Amusingly enough, there has actually been a study[7] showing that tight pants do not cause infertility (conducted in Italy, of course!)  Hot tubs won’t make you infertile either.[8]


[1]Thonneau, Patrick, et al. “Risk factors for female and male infertility: results of a case-control study.” Human Reproduction 7.1 (1992): 55-58

[2]Clark, A. M., et al. “Weight loss in obese infertile women results in improvement in reproductive outcome for all forms of fertility treatment.”Human Reproduction 13.6 (1998): 1502-1505.

[3]Greenlee, Anne R., Tye E. Arbuckle, and Po-Huang Chyou. “Risk factors for female infertility in an agricultural region.” Epidemiology 14.4 (2003): 429-436.

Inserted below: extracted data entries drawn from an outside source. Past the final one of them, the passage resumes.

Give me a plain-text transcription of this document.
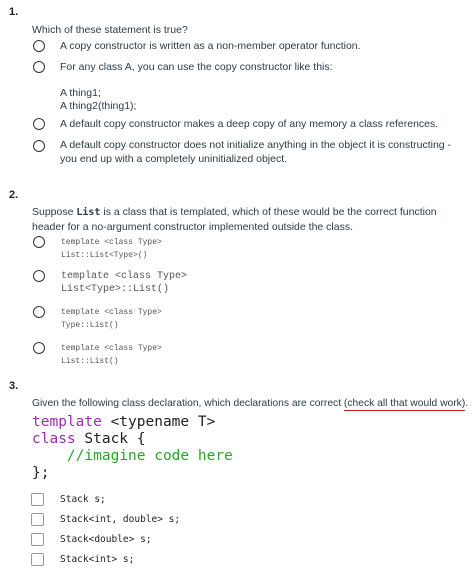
1.
Which of these statement is true?
A copy constructor is written as a non-member operator function.
For any class A, you can use the copy constructor like this:
A thing1;
A thing2(thing1);
A default copy constructor makes a deep copy of any memory a class references.
A default copy constructor does not initialize anything in the object it is constructing - you end up with a completely uninitialized object.
2.
Suppose List is a class that is templated, which of these would be the correct function header for a no-argument constructor implemented outside the class.
template <class Type>
List::List<Type>()
template <class Type>
List<Type>::List()
template <class Type>
Type::List()
template <class Type>
List::List()
3.
Given the following class declaration, which declarations are correct (check all that would work).
template <typename T>
class Stack {
//imagine code here
};
Stack s;
Stack<int, double> s;
Stack<double> s;
Stack<int> s;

[4]Oliva, Alejandro, Alfred Spira, and Luc Multigner. “Contribution of environmental factors to the risk of male infertility.” Human Reproduction16.8 (2001): 1768-1776.

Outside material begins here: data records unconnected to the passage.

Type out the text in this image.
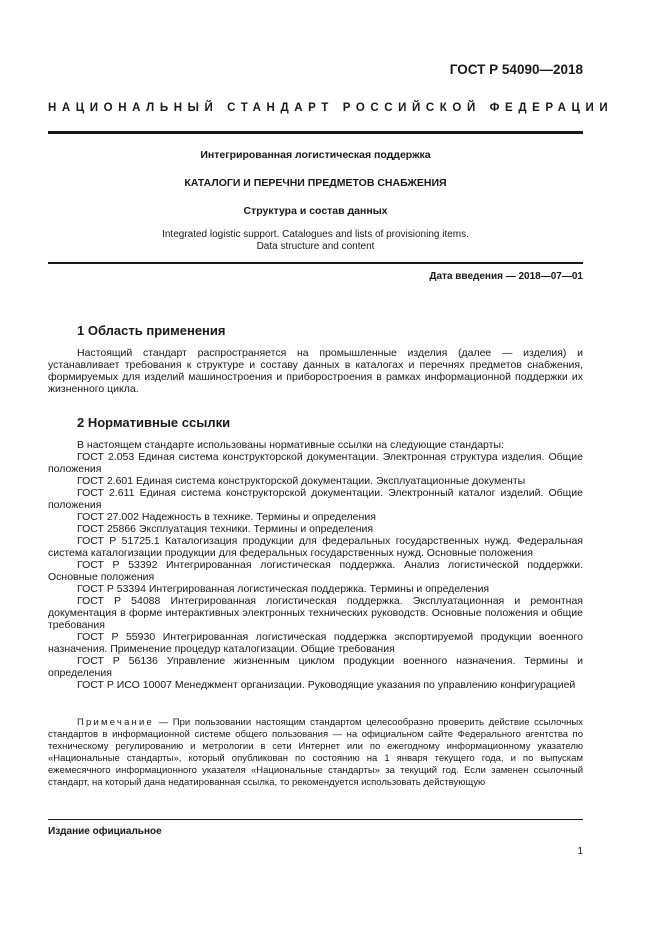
ГОСТ Р 54090—2018
НАЦИОНАЛЬНЫЙ СТАНДАРТ РОССИЙСКОЙ ФЕДЕРАЦИИ
Интегрированная логистическая поддержка
КАТАЛОГИ И ПЕРЕЧНИ ПРЕДМЕТОВ СНАБЖЕНИЯ
Структура и состав данных
Integrated logistic support. Catalogues and lists of provisioning items.
Data structure and content
Дата введения — 2018—07—01
1 Область применения

Настоящий стандарт распространяется на промышленные изделия (далее — изделия) и устанавливает требования к структуре и составу данных в каталогах и перечнях предметов снабжения, формируемых для изделий машиностроения и приборостроения в рамках информационной поддержки их жизненного цикла.

2 Нормативные ссылки

В настоящем стандарте использованы нормативные ссылки на следующие стандарты:

ГОСТ 2.053 Единая система конструкторской документации. Электронная структура изделия. Общие положения

ГОСТ 2.601 Единая система конструкторской документации. Эксплуатационные документы

ГОСТ 2.611 Единая система конструкторской документации. Электронный каталог изделий. Общие положения

ГОСТ 27.002 Надежность в технике. Термины и определения

ГОСТ 25866 Эксплуатация техники. Термины и определения

ГОСТ Р 51725.1 Каталогизация продукции для федеральных государственных нужд. Федеральная система каталогизации продукции для федеральных государственных нужд. Основные положения

ГОСТ Р 53392 Интегрированная логистическая поддержка. Анализ логистической поддержки. Основные положения

ГОСТ Р 53394 Интегрированная логистическая поддержка. Термины и определения

ГОСТ Р 54088 Интегрированная логистическая поддержка. Эксплуатационная и ремонтная документация в форме интерактивных электронных технических руководств. Основные положения и общие требования

ГОСТ Р 55930 Интегрированная логистическая поддержка экспортируемой продукции военного назначения. Применение процедур каталогизации. Общие требования

ГОСТ Р 56136 Управление жизненным циклом продукции военного назначения. Термины и определения

ГОСТ Р ИСО 10007 Менеджмент организации. Руководящие указания по управлению конфигурацией

Примечание — При пользовании настоящим стандартом целесообразно проверить действие ссылочных стандартов в информационной системе общего пользования — на официальном сайте Федерального агентства по техническому регулированию и метрологии в сети Интернет или по ежегодному информационному указателю «Национальные стандарты», который опубликован по состоянию на 1 января текущего года, и по выпускам ежемесячного информационного указателя «Национальные стандарты» за текущий год. Если заменен ссылочный стандарт, на который дана недатированная ссылка, то рекомендуется использовать действующую

Издание официальное
1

[5]Bayasgalan, G., et al. “Male infertility: risk factors in Mongolian men.” Asian J Androl 6.4 (2004): 305-11.

[6]Homan, G. F., Michael Davies, and Robert Norman. “The impact of lifestyle factors on reproductive performance in the general population and those undergoing infertility treatment: a review.” Human reproduction update 13.3 (2007): 209-223.

[7]Parazzini, F., et al. “Tight underpants and trousers and risk of dyspermia.”International journal of andrology 18.3 (1995): 137-140.

[8]KARAGAS, MARGARET R., et al. “Elevated intrascrotal temperature and the incidence of testicular cancer in noncryptorchid men.” American journal of epidemiology 129.6 (1989): 1104-1109.


2 thoughts on “How To Be Fertile

    1. So, I’ve seen some of those stats. I think it’s undeniable that heat kills sperm in the short run. Where it’s more doubtful is whether on average, in population samples, men who wear tight underwear/use hot tubs/ride bicycles/etc are less fertile over the course of a *whole year* of trying to conceive. There is about a 2x risk of infertility in some categories of men whose testes really never get a break: bakers, taxi drivers, and paraplegics. I’m betting that your average occasional briefs-wearer and sauna-goer is going to be fine.